A Persistência da Dor e o Compromisso com a Memória

Adriana Ibba, mãe de Liz, a caçula de apenas 3 anos entre as vítimas, é a vice-presidente da associação dos familiares e personifica a resiliência nessa batalha. Ela descreve a dor da ausência da filha, sua 'melhor amiga', como uma realidade diária e palpável. Liz, que hoje teria 6 anos, é a inspiração e a força motriz para Adriana continuar a luta, não apenas pela sua própria filha, mas por todas as 62 vidas interrompidas e pelas famílias que compartilham o mesmo luto. A sensação de que o tempo não passou é um testemunho da profundidade da perda e da urgência pela justiça.
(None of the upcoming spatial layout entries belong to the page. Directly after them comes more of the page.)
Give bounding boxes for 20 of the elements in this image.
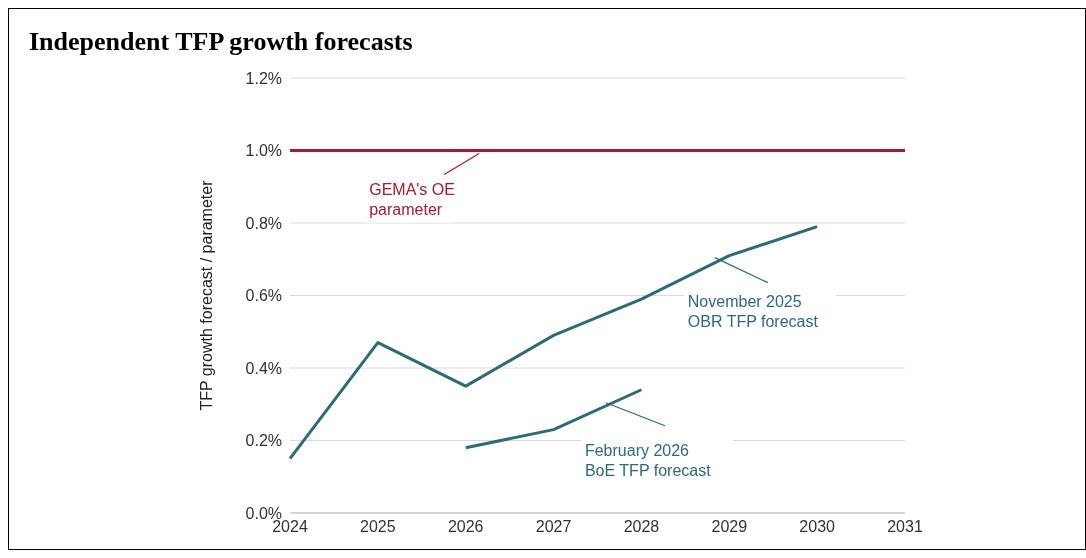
chart-title: Independent TFP growth forecasts	[29, 27, 413, 57]
line-series	[288, 225, 819, 461]
x-tick-label: 2028	[623, 518, 660, 536]
x-tick-label: 2029	[711, 518, 748, 536]
x-tick-label: 2026	[447, 518, 484, 536]
legend-label: November 2025 OBR TFP forecast	[687, 292, 819, 330]
y-tick-label: 0.6%	[245, 287, 282, 305]
y-tick-label: 1.2%	[245, 69, 282, 87]
y-tick-label: 1.0%	[245, 142, 282, 160]
legend-label: February 2026 BoE TFP forecast	[584, 441, 712, 479]
x-tick-label: 2031	[887, 518, 923, 536]
y-tick-label: 0.4%	[245, 359, 282, 377]
x-tick-label: 2027	[535, 518, 572, 536]
x-tick-label: 2030	[799, 518, 836, 536]
legend-label: GEMA's OE parameter	[369, 180, 455, 218]
y-tick-label: 0.2%	[245, 432, 282, 450]
y-axis-title: TFP growth forecast / parameter	[197, 179, 215, 411]
y-tick-label: 0.8%	[245, 214, 282, 232]
x-tick-label: 2024	[272, 518, 308, 536]
x-tick-label: 2025	[360, 518, 396, 536]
Investigação da Polícia Federal Aponta Acúmulo de Falhas

As investigações da Polícia Federal (PF) concluíram que a queda do avião não foi um incidente isolado, mas sim o resultado direto de uma série de falhas e omissões deliberadas, envolvendo profissionais de diversas áreas da Voepass. A gravidade dos achados levou ao indiciamento criminal de 16 indivíduos, incluindo funcionários, ex-funcionários e dirigentes da companhia aérea, que deverão responder perante a justiça. Para Adriana, a descoberta de que houve conhecimento e escolha em negligenciar a manutenção é algo 'surreal', comparável a um 'filme de terror', e ela manifesta a esperança de que os responsáveis sejam devidamente punidos e presos. Em resposta aos desdobramentos, a Voepass declarou que o relatório da PF integra a fase investigatória e que aguardará os próximos passos processuais, garantindo que exercerá seu direito de defesa conforme a legislação vigente.
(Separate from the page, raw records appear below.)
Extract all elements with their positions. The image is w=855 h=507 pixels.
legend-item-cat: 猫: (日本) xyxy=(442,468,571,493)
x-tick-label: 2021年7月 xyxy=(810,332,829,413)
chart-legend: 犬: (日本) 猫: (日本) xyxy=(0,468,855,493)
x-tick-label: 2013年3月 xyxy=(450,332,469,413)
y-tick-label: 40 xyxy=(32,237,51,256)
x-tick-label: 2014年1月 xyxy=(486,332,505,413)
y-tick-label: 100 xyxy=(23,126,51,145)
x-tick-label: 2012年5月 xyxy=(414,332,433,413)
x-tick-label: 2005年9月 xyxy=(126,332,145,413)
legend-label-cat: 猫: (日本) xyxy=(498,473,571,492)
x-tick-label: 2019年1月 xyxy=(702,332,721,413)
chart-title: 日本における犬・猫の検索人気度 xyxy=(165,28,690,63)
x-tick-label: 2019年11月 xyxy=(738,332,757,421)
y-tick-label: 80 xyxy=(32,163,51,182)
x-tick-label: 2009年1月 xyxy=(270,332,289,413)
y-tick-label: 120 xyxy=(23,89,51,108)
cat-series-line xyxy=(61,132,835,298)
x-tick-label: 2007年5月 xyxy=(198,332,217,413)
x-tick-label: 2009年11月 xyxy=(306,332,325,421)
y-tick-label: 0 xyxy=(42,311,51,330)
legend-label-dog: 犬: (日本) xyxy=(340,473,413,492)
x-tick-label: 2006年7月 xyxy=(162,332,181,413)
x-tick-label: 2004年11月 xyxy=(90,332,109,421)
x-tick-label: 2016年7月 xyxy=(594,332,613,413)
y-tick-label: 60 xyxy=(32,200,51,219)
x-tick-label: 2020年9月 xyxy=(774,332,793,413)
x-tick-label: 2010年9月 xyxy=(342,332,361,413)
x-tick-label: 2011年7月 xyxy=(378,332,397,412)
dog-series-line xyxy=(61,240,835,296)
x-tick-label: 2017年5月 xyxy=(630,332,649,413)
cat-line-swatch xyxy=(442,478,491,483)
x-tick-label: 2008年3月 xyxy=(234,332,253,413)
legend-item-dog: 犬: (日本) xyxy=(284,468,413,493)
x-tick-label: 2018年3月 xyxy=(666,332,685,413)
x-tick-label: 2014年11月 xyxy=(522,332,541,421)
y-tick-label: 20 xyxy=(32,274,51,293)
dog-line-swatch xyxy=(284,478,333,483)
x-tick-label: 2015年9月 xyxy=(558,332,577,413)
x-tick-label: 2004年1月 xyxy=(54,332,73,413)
A Jornada Pessoal em Busca de Entendimento e Responsabilidade

A trajetória de Adriana Ibba desde o dia da tragédia é um retrato da busca por informações e clareza. Sua primeira reação à notícia da queda foi de incredulidade, seguida por horas de angústia no aeroporto, aguardando a lista de passageiros. A confirmação da morte de Liz foi um golpe devastador, seguido pela dolorosa burocracia do reconhecimento e liberação do corpo, um processo que se estendeu por quase uma semana. Em meio ao luto, sua formação como jornalista impulsionou-a a questionar e buscar respostas. O primeiro relatório preliminar do Centro de Investigação e Prevenção de Acidentes Aeronáuticos (CENIPA), um mês após a queda, ofereceu um 'norte' inicial para os familiares.

Meses mais tarde, a suspensão dos voos da Voepass pela Agência Nacional de Aviação Civil (Anac) levantou sérias dúvidas sobre a fiscalização da companhia. Adriana questionou como uma agência reguladora, que deveria garantir a segurança dos passageiros, não teria atuado preventivamente. A espera angustiante pelo relatório final do CENIPA se estendeu por quase um ano, adicionando uma camada de ansiedade a um período já marcado pela dor.
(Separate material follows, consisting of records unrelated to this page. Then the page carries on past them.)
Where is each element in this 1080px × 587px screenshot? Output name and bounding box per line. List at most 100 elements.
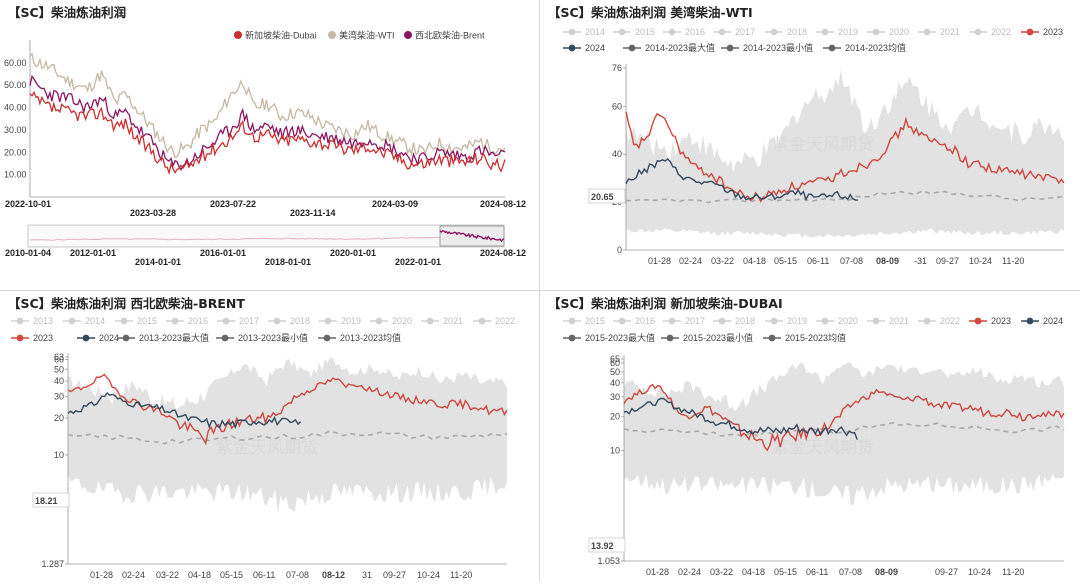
legend-item-label: 2021 <box>889 316 909 326</box>
legend-item-label: 2016 <box>188 316 208 326</box>
legend-item-label: 2014-2023均值 <box>845 42 906 53</box>
x-tick-label: 2022-10-01 <box>5 199 51 209</box>
x-tick-label: 05-15 <box>774 567 797 577</box>
legend-item-dot <box>120 317 128 325</box>
y-tick-label: 1.053 <box>597 556 620 566</box>
x-tick-label: 06-11 <box>807 256 829 266</box>
legend-item-label: 2017 <box>239 316 259 326</box>
legend-item-label: 2017 <box>685 316 705 326</box>
legend-item-label: 2024 <box>1043 316 1063 326</box>
x-tick-label: -31 <box>914 256 927 266</box>
legend-item-dot <box>568 317 576 325</box>
legend-item-dot <box>478 317 486 325</box>
navigator-frame <box>27 224 505 248</box>
legend-item-dot <box>872 28 880 36</box>
legend-item-label: 2015-2023最小值 <box>683 332 753 343</box>
x-tick-label: 03-22 <box>710 567 733 577</box>
series-line-dubai <box>29 90 506 176</box>
legend-item-label: 2022 <box>991 27 1011 37</box>
y-tick-label: 20.00 <box>4 147 27 157</box>
x-tick-label: 07-08 <box>839 567 862 577</box>
legend-item-dot <box>273 317 281 325</box>
x-tick-label: 31 <box>362 570 372 580</box>
legend-item-label: 2016 <box>685 27 705 37</box>
legend-item-label: 2013-2023最小值 <box>238 332 308 343</box>
navigator-label: 2020-01-01 <box>330 248 376 258</box>
series-line-avg <box>625 189 1065 204</box>
legend-item-label: 2023 <box>1043 27 1063 37</box>
legend-item-dot <box>426 317 434 325</box>
series-line-2023 <box>625 111 1065 203</box>
x-tick-label: 06-11 <box>806 567 828 577</box>
legend-item-dot <box>122 334 130 342</box>
panel-brent: 【SC】柴油炼油利润 西北欧柴油-BRENT 2013 2014 2015 2016 2… <box>0 291 539 582</box>
legend-item-dot <box>68 317 76 325</box>
legend-item-label: 2015 <box>635 27 655 37</box>
watermark: 紫金天风期货 <box>216 438 318 457</box>
x-tick-label: 2024-08-12 <box>480 199 526 209</box>
legend-item-label: 2016 <box>635 316 655 326</box>
y-tick-label: 60.00 <box>4 58 27 68</box>
legend-item-label: 2014-2023最大值 <box>645 42 715 53</box>
navigator-selection-line <box>439 230 505 243</box>
x-tick-label: 05-15 <box>774 256 797 266</box>
y-tick-label: 10 <box>54 450 64 460</box>
navigator-history-line <box>29 236 441 241</box>
panel-title: 【SC】柴油炼油利润 <box>8 5 127 20</box>
series-line-wti <box>29 52 506 159</box>
y-tick-label: 30.00 <box>4 125 27 135</box>
legend-item-label: 2014 <box>585 27 605 37</box>
y-tick-label: 0 <box>617 245 622 255</box>
y-tick-label: 30 <box>54 391 64 401</box>
legend-item-dot <box>16 317 24 325</box>
x-tick-label: 08-09 <box>875 567 898 577</box>
legend-item-label: 2021 <box>940 27 960 37</box>
y-tick-label: 40 <box>612 149 622 159</box>
y-tick-label: 40 <box>54 376 64 386</box>
x-tick-label: 05-15 <box>220 570 243 580</box>
x-tick-label: 04-18 <box>742 567 765 577</box>
legend-item-label: 2017 <box>735 27 755 37</box>
x-tick-label: 04-18 <box>188 570 211 580</box>
series-line-2024 <box>623 397 858 440</box>
navigator-label: 2024-08-12 <box>480 248 526 258</box>
y-tick-label: 60 <box>610 358 620 368</box>
legend-item-label: 2013-2023最大值 <box>139 332 209 343</box>
legend-item-dot <box>770 317 778 325</box>
legend-item-label: 2014-2023最小值 <box>743 42 813 53</box>
y-tick-label: 76 <box>612 63 622 73</box>
legend-item-label: 2014 <box>85 316 105 326</box>
legend-item-label: 2018 <box>290 316 310 326</box>
legend-item-label: 2024 <box>585 43 605 53</box>
panel-title: 【SC】柴油炼油利润 新加坡柴油-DUBAI <box>548 296 783 311</box>
legend-item-dot <box>666 334 674 342</box>
panel-dubai: 【SC】柴油炼油利润 新加坡柴油-DUBAI 2015 2016 2017 2018 2… <box>540 291 1080 582</box>
y-tick-label: 60 <box>612 101 622 111</box>
x-tick-label: 04-18 <box>743 256 766 266</box>
legend-item-label: 2013-2023均值 <box>340 332 401 343</box>
panel-divider-horizontal <box>0 290 1080 291</box>
legend-item-label: 2020 <box>889 27 909 37</box>
legend-item-label: 2022 <box>940 316 960 326</box>
x-tick-label: 07-08 <box>840 256 863 266</box>
y-tick-label: 40.00 <box>4 103 27 113</box>
y-tick-label: 63 <box>54 352 64 362</box>
legend-item-label: 2019 <box>787 316 807 326</box>
legend-item-dot <box>718 28 726 36</box>
legend-item-label: 2015-2023最大值 <box>585 332 655 343</box>
current-value-label: 13.92 <box>591 541 614 551</box>
x-tick-label: 03-22 <box>711 256 734 266</box>
series-line-2024 <box>67 391 302 429</box>
legend-item-dot <box>923 28 931 36</box>
legend-item-dot <box>923 317 931 325</box>
legend-item-label: 2018 <box>787 27 807 37</box>
y-tick-label: 30 <box>610 392 620 402</box>
series-line-brent <box>29 74 506 171</box>
y-tick-label: 10.00 <box>4 170 27 180</box>
range-band <box>624 362 1064 506</box>
legend-item-dot <box>618 28 626 36</box>
legend-item-label: 2018 <box>735 316 755 326</box>
legend-item-label: 2023 <box>33 333 53 343</box>
range-band <box>68 357 507 514</box>
x-tick-label: 11-20 <box>450 570 472 580</box>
Um Futuro Pautado Pela Luta por Precedentes

Apesar do tempo decorrido, a luta por justiça para as vítimas do voo Voepass 2283 está longe de terminar. Os familiares, liderados por vozes como a de Adriana Ibba, mantêm-se firmes em seu propósito de buscar a responsabilização plena dos envolvidos, esperando que o desfecho criminal e civil sirva como um precedente para evitar que tragédias semelhantes se repitam. A determinação é que as 62 vidas perdidas não sejam apenas números, mas sim um legado para um futuro onde a segurança e a responsabilidade corporativa sejam inegociáveis na aviação, garantindo que a memória de seus entes queridos seja honrada com a verdade e a justiça.